The robot could reduce the company's reliance on human warehouse workers. Amazon has been trying to fully automate its warehouses for the past several years.
🔴 👉 𝐂𝐋𝐈𝐂𝐊 𝐇𝐄𝐑𝐄 𝐓𝐎 𝐆𝐄𝐓 𝐍𝐎𝐖 𝐅𝐑𝐄𝐄
🔴 👉 𝐂𝐋𝐈𝐂𝐊 𝐇𝐄𝐑𝐄 𝐓𝐎 𝐆𝐄𝐓 𝐍𝐎𝐖 𝐅𝐑𝐄𝐄
What do you call a robotic arm that relies on computer vision, artificial intelligence, and suction cups to pick up items?
In Amazon's world, it's called a "Sparrow."
The tech giant unveiled a robot on Thursday that's capable of identifying individual items that vary in shape, size, and texture. Sparrow can also pick these up via the suction cups attached to its surface and place them into separate plastic crates.
Sparrow is the first robot Amazon has revealed of its kind and it has the potential to wipe out significant numbers of the company's warehouse workers.
The arm can identify approximately 65% of Amazon's inventory, the company told CNBC. Until now, this sort of sophisticated identification has been reserved for the company's human employees.
"Working with our employees, Sparrow will take on repetitive tasks, enabling our employees to focus their time and energy on other things, while also advancing safety," the company said in a post announcing Sparrow on its site. "At the same time, Sparrow will help us drive efficiency by automating a critical part of our fulfillment process so we can continue to deliver for customers."
It's not entirely clear how quickly Sparrow will be integrated into Amazon's warehouses.

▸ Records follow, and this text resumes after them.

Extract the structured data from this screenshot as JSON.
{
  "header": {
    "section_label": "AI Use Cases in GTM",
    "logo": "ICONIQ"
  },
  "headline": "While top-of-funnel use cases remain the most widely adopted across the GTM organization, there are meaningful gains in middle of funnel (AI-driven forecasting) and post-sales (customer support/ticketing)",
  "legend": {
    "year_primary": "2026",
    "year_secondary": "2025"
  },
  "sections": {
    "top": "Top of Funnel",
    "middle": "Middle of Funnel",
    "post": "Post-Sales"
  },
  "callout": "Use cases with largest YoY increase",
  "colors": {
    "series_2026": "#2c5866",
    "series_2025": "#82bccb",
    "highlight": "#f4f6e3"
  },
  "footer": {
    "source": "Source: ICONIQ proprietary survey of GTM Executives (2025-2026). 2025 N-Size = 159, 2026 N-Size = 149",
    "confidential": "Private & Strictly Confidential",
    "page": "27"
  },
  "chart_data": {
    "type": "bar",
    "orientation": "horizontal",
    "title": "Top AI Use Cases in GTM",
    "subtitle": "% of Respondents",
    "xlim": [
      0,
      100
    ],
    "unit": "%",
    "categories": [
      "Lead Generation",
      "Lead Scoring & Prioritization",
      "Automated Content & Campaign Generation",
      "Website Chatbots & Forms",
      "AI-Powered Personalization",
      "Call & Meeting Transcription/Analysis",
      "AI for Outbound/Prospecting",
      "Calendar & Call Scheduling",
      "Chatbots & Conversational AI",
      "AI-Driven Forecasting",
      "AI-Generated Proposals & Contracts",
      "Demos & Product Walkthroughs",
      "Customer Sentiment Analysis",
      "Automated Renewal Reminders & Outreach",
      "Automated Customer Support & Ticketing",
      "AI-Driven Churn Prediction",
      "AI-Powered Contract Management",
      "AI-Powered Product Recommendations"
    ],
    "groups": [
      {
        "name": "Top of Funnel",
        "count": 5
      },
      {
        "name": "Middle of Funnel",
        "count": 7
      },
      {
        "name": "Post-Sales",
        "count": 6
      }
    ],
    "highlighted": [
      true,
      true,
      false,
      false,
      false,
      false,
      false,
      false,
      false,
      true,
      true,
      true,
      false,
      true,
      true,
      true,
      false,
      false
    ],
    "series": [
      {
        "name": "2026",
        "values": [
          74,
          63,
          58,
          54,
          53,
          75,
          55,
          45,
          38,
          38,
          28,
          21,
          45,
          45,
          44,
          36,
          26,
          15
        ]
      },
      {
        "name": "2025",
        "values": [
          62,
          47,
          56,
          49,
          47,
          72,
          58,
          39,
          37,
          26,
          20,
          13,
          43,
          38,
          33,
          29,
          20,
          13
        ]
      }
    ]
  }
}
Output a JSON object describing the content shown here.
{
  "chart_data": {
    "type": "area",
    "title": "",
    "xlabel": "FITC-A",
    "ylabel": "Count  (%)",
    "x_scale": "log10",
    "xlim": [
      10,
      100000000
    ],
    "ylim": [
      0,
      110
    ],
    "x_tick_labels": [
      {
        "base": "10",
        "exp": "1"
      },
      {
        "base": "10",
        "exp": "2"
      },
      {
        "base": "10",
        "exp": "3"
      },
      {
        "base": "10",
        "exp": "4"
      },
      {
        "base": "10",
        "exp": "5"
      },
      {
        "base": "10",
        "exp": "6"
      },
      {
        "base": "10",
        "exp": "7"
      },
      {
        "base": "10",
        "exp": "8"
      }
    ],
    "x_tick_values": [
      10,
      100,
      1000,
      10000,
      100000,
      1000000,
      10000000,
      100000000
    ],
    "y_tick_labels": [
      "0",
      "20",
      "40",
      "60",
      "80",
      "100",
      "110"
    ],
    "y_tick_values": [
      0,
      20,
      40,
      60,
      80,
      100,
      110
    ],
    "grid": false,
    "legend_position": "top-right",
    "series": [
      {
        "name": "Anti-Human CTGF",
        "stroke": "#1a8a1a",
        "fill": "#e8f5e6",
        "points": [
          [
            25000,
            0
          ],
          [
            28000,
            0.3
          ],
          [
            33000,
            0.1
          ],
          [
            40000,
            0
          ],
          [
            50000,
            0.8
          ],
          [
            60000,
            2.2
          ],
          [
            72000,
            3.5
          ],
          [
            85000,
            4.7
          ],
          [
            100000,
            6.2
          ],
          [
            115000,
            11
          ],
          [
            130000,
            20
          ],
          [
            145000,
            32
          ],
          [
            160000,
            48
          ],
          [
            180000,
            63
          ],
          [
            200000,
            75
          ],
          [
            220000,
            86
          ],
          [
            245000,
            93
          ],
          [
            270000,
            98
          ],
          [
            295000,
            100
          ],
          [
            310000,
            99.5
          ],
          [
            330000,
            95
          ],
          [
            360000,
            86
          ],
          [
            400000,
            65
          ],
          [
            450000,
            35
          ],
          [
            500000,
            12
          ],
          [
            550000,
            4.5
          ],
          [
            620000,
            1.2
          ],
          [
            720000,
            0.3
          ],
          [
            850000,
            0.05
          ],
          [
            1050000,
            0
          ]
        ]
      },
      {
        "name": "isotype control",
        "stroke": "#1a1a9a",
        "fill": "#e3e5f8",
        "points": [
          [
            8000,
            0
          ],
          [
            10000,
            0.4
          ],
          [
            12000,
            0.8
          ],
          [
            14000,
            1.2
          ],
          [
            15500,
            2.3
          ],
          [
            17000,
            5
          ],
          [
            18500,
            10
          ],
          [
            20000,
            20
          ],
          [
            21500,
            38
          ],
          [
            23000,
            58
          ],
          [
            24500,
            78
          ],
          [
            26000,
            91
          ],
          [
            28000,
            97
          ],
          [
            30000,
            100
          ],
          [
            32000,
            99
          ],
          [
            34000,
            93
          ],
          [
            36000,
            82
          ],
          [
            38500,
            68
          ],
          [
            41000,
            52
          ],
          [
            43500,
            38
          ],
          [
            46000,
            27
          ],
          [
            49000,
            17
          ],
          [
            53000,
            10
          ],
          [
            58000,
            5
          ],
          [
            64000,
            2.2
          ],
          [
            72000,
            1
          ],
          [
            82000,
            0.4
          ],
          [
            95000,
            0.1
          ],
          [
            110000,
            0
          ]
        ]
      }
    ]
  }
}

Many of the company's products are stored on mesh shelves, according to Bloomberg, which are incompatible for robotic arms like Sparrow.
However, Amazon has long been aiming to fully automate its warehouses, Bloomberg reported. The company also said in its quarterly earnings call back in April that it had hired too many warehouse workers during the pandemic.
In its post announcing Sparrow, the company said that it already relies on other avian-named robots to redirect packages to various locations in its warehouses.
In June, Amazon unveiled its first autonomous robot called Proteus, which can lift and move package carrying carts.
Right now, about 75% of 5 billion packages the company processes annually are handled by robots in at least one part of the delivery process, the company told CNBC on Thursday.